Removing the seals was portrayed by the media as an act of defiance, without considering for a moment that Iran voluntarily put the seals on in the first place! Removing the seals doesn't mean that Iran is going to produce a bomb five minutes later but the willful ignorance surrounding this issue has artificially escalated tensions without recourse.

There is no evidence that Iran is producing a nuclear weapon. They don't have the material to do so and even if they did, their every action is under constant scrutiny.
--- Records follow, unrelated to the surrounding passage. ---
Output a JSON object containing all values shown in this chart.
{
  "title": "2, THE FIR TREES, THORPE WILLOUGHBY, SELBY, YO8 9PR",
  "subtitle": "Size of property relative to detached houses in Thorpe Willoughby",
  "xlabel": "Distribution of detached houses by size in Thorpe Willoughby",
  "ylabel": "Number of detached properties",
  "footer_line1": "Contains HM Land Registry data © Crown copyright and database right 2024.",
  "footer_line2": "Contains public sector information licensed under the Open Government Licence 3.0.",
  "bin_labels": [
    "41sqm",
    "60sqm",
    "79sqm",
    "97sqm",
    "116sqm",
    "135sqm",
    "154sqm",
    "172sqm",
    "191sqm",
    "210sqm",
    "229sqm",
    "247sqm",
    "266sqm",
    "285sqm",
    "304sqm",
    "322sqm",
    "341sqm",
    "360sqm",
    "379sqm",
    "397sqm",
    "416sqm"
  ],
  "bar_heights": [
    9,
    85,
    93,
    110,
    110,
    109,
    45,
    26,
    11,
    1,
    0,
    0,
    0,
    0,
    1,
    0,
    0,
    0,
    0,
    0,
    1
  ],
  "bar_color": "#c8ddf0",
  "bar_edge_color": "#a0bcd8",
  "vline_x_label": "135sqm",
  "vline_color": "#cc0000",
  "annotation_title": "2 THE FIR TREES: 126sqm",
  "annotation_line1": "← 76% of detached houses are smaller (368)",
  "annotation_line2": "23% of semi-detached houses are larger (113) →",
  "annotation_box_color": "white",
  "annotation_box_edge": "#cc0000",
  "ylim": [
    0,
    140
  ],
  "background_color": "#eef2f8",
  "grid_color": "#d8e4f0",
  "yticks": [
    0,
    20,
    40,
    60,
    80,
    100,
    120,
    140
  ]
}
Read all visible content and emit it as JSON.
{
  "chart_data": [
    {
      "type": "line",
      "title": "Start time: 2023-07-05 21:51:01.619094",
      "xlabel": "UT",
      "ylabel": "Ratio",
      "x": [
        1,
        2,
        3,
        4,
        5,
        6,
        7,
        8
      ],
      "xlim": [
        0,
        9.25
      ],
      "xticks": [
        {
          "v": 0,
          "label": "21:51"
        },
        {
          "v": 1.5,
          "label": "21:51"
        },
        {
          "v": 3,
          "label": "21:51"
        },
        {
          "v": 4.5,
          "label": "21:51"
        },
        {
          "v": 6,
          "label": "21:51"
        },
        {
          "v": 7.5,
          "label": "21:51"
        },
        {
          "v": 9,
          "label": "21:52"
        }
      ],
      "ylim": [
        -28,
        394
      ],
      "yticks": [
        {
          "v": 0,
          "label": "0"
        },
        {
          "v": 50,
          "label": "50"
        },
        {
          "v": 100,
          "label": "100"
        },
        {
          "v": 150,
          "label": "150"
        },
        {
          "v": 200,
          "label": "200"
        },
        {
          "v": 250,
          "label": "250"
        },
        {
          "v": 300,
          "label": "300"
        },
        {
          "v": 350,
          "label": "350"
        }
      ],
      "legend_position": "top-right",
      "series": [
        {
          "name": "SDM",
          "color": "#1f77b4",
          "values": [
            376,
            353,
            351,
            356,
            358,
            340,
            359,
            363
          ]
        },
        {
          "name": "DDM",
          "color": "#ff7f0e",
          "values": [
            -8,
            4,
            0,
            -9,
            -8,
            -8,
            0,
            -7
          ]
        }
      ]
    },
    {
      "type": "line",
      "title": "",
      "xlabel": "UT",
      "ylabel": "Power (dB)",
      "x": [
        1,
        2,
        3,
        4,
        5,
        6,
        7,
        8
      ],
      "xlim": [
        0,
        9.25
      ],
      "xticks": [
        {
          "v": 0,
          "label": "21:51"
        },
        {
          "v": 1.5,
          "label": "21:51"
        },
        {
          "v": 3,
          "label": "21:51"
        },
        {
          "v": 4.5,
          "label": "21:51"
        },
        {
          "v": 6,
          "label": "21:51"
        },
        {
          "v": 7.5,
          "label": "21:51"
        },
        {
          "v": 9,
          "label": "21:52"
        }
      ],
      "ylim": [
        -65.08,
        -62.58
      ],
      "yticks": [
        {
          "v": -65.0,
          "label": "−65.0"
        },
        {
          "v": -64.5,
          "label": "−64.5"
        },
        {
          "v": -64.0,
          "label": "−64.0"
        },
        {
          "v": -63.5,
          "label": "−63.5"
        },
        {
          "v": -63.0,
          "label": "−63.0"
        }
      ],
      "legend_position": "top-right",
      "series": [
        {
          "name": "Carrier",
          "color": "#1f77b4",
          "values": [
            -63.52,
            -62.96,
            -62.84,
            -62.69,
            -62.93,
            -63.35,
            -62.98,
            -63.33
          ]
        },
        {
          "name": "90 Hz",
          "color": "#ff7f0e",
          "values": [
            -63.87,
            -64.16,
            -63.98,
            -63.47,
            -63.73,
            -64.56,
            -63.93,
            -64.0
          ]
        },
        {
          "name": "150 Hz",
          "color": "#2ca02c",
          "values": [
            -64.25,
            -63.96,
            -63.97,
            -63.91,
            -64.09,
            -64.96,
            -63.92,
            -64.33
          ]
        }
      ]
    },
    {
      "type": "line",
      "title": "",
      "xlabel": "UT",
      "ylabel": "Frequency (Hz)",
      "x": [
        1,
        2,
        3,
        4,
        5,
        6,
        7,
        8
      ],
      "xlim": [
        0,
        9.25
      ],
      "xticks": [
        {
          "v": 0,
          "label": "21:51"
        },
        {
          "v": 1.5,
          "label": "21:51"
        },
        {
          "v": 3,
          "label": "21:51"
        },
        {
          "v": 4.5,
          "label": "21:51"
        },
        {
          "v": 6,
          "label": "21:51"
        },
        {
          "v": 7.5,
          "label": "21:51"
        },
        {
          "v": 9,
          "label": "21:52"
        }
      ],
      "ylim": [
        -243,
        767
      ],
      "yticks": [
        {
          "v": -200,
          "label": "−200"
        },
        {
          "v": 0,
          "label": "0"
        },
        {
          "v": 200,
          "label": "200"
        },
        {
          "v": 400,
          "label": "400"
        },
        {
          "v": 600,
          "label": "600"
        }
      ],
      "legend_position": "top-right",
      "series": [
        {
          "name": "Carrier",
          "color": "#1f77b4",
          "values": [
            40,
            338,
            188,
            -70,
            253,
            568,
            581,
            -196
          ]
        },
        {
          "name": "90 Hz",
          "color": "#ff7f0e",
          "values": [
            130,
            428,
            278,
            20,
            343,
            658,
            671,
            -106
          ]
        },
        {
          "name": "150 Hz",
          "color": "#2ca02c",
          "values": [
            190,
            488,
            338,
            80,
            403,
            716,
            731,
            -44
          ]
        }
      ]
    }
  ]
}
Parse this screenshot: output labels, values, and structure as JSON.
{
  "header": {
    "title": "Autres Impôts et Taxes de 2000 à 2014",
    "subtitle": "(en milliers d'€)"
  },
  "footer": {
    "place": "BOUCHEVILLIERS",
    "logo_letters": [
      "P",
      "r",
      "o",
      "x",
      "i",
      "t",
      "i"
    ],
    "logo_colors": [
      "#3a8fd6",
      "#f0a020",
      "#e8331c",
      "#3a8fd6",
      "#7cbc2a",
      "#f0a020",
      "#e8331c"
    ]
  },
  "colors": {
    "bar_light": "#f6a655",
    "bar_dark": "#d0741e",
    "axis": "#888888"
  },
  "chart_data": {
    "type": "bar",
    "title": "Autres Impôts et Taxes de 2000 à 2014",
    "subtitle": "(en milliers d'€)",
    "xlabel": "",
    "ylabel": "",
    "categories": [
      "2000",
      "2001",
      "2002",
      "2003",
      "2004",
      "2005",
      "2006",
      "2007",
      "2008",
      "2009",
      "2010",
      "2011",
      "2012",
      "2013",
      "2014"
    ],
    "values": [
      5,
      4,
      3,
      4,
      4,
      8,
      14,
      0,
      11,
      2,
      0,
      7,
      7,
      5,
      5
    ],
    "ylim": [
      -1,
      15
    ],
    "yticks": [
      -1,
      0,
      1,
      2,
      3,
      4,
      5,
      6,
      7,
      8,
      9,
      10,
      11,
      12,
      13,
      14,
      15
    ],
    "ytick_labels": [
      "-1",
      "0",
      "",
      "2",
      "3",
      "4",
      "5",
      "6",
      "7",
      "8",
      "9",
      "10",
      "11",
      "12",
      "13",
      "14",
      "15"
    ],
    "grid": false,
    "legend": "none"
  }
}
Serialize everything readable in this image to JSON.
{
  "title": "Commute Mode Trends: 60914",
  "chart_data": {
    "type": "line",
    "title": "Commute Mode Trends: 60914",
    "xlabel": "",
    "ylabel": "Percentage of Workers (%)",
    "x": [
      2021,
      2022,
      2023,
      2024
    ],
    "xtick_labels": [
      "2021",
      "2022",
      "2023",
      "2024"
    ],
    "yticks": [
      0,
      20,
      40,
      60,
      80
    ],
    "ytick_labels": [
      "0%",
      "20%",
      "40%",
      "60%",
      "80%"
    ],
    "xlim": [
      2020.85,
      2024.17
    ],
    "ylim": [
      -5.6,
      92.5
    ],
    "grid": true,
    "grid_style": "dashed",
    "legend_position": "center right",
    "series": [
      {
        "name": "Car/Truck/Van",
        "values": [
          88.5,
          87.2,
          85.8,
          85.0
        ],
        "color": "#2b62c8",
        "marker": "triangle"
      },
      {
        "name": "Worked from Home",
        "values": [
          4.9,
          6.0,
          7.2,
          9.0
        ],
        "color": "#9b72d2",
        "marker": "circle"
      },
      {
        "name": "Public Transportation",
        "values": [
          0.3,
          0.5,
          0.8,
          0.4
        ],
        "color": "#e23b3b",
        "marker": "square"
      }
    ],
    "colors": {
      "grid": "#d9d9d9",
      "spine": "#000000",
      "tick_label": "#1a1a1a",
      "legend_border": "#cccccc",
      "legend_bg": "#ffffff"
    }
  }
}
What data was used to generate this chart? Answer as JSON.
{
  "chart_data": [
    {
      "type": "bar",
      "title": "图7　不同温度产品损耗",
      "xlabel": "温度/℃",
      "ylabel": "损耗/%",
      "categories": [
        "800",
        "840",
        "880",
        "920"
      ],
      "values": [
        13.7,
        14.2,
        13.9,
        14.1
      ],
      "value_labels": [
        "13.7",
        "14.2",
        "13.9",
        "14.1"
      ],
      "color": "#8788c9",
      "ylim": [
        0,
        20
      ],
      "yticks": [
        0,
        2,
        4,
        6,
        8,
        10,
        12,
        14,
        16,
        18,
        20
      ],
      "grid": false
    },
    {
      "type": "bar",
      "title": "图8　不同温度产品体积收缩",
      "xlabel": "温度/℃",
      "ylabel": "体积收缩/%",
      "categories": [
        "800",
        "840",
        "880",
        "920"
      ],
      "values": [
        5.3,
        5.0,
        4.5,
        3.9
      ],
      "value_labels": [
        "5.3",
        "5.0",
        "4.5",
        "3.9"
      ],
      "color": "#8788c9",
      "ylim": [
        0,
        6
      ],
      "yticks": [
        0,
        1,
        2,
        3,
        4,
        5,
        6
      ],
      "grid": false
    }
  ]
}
It would be like you or I trying to manufacture a wristwatch with a piece of cloth while not being able to use our arms or legs.

But Ahmadinejad said he wanted to wipe Israel off the map!

There's no debating the fact that Ahmadinejad is not the sharpest knife in the drawer. However, such a comment needs to be taken in context.

Firstly, there is no possible way Iran could invade Israel. There are four routes to Israel, three are fortified with US troops and the other by Turkish troops under US control.

Secondly, Iran invading Israel would be like Barney the purple dinosaur waking up King Kong. The wrath of the US and Israel's nuclear might would immediately rain down on Iran and turn it into a giant car park.

Ahmadinejad's comments were a crude political points scoring gimmick just like President Bush's "bring it on" quip to Iraqi insurgents.

The warhawks and the media seem to be less concerned about the fact that top Chinese general's like Zhu Chenghu are threatening to nuke American cities.

Kim Jong-il, on an almost annual basis, threatens to "destroy the earth." Most analysts agree that North Korea already has nuclear weapons but it goes unnoticed, even as North Korea fires dummy missiles that hit Alaska.

The end justifies the means. Iran has been targeted for elimination and the bloodthirsty salivating PNAC crowd are going to do everything they can to engineer a war, by fair means or foul.

The rivers of history and the alarm bells of today should remind us all that a staged incident remains an omnipotent danger as we accelerate further into 2006.